Federal officials began investigating the ALG program in 1989. Three years later the Food and Drug Administration shut down the program and accused Najarian of illegally selling the drug.
Najarian said the FDA knew all along what he was doing, but stepped in only after the drug industry complained about the competition. Najarian put it this way in 2010: "The FDA and drug houses were in bed together, enjoying the bed together. And so, when the drug houses called the FDA and said, you got to stop them, they looked for a way to stop us."
But amid a massive, damaging federal investigation, the university painted Najarian as a rogue employee profiting from an illegal drug operation.

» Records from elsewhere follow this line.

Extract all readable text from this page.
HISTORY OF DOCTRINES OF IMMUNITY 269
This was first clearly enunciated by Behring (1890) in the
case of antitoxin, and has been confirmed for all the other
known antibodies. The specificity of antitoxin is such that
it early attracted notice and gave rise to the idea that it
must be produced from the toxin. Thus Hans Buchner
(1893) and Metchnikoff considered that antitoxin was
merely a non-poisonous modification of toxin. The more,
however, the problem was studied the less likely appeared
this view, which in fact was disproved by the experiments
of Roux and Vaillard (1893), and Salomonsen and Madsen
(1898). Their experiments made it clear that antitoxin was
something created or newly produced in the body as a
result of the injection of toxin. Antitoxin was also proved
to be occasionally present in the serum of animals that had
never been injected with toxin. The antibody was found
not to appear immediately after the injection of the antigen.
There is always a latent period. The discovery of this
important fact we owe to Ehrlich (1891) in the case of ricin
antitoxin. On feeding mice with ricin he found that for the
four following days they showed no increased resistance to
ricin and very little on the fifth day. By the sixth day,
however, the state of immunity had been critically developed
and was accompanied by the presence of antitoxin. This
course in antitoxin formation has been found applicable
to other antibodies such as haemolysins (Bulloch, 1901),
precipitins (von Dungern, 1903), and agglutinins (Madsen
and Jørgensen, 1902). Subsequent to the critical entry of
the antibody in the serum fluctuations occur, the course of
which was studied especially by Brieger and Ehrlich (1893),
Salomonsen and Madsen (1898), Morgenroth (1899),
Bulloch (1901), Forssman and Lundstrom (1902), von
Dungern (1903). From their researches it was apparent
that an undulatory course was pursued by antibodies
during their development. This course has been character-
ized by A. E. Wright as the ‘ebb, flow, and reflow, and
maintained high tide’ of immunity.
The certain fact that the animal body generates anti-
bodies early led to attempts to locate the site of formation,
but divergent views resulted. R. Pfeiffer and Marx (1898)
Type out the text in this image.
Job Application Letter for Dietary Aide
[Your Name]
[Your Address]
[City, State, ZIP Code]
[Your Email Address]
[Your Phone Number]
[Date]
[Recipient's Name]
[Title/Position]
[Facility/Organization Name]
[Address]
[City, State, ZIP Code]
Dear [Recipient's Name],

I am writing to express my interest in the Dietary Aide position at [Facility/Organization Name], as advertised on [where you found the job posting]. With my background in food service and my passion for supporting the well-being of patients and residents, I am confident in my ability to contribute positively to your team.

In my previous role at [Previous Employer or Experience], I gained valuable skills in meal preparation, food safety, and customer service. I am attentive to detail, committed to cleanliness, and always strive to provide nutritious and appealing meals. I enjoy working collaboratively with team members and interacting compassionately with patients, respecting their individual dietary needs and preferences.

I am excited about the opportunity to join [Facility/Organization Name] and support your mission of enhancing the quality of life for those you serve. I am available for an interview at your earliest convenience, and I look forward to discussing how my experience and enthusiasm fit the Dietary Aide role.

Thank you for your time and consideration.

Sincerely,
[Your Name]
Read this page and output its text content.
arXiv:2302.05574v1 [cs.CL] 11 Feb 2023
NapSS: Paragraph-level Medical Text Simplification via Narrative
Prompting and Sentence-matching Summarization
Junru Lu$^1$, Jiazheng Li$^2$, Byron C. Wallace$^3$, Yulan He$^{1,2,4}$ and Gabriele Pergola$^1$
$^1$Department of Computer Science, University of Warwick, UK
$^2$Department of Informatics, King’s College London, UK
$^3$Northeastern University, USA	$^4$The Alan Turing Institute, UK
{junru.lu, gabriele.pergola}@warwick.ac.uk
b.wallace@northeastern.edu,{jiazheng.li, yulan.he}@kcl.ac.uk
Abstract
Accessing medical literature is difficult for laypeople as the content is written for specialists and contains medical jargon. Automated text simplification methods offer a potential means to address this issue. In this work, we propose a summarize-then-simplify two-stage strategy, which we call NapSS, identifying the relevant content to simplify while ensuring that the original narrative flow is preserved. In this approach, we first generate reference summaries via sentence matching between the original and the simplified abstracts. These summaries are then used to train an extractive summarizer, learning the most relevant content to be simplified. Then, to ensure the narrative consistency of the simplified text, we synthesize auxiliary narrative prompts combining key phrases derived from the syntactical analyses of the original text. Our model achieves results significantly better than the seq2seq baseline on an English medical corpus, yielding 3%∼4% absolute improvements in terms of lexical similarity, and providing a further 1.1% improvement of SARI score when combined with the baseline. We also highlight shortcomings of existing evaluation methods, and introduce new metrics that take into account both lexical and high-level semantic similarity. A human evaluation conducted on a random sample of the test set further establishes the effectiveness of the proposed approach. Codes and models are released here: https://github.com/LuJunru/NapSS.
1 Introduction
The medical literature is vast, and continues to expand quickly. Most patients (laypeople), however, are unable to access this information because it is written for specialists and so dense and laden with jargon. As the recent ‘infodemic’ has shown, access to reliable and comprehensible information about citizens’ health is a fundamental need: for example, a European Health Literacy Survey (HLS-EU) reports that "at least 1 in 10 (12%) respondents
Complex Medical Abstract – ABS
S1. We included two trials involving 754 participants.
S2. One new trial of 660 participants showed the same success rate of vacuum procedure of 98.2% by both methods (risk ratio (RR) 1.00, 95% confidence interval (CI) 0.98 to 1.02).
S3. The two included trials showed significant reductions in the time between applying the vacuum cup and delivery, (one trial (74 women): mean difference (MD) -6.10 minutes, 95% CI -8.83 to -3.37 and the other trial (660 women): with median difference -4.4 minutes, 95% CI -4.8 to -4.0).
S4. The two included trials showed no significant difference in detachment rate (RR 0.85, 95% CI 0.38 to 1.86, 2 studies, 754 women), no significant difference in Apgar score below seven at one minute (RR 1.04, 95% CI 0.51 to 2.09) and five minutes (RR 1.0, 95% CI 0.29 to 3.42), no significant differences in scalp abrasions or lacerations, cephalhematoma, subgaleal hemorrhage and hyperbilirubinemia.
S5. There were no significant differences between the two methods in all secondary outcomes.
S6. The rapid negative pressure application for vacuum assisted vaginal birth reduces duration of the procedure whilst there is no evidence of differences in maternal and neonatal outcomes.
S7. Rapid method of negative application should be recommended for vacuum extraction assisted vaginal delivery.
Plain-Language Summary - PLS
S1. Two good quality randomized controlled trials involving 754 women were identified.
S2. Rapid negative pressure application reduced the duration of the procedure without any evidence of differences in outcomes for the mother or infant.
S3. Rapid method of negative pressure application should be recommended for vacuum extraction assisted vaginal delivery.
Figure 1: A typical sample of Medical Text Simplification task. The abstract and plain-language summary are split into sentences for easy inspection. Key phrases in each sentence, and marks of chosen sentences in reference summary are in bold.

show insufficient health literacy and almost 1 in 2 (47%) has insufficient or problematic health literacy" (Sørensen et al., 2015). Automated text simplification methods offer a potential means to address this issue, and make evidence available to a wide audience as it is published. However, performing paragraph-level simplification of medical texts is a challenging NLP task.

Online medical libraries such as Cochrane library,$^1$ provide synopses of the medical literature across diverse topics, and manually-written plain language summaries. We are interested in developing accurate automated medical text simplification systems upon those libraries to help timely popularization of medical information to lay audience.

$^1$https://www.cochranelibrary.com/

Then-President Nils Hasselmo moved to strip Najarian of tenure and fire the faculty member who had been the human face of the U's most prestigious department. He would eventually lose his position as head of surgery, but continued to perform transplants there for years.
"What went wrong, two things: lack of oversight, lack of systems in the university to ensure that when things are not working, it would be discovered,” Hasselmo said. “And mismanagement within the program."
Najarian was eventually indicted on 21 federal charges including fraud, tax evasion and obstruction of justice.
The judge in the case, Richard Kyle, threw out the six most-serious charges against Najarian and later sided with the defense saying the FDA had been looking at the ALG program for 15 to 20 years. A jury cleared Najarian of the remaining 15 counts, but the damage to his career was extensive.
The university also paid a steep price — $32 million in settlements. Nearly 90 faculty members left the medical school. The U also fell out of the top 20 in National Institutes of Health funding recipients.
Caplan said it was a disaster Najarian could have avoided.
"If he had been just a little bit more willing to collaborate with the authorities I think he could have probably survived that whole situation and basically put his drug through the approval process."
However, Caplan says it's interesting to think of Najarian's dispute with the FDA in light of the current drug approval environment. He says legislation passed over the years to speed up the FDA’s process shows that Najarian's frustrations resonated with others.
"He would probably smile and say, 'Yep, that exactly what I was fighting all those many years ago.'"
With time, hard feelings at the University of Minnesota faded and in 2007, the school created a $2 million endowed surgical chair in Najarian's name.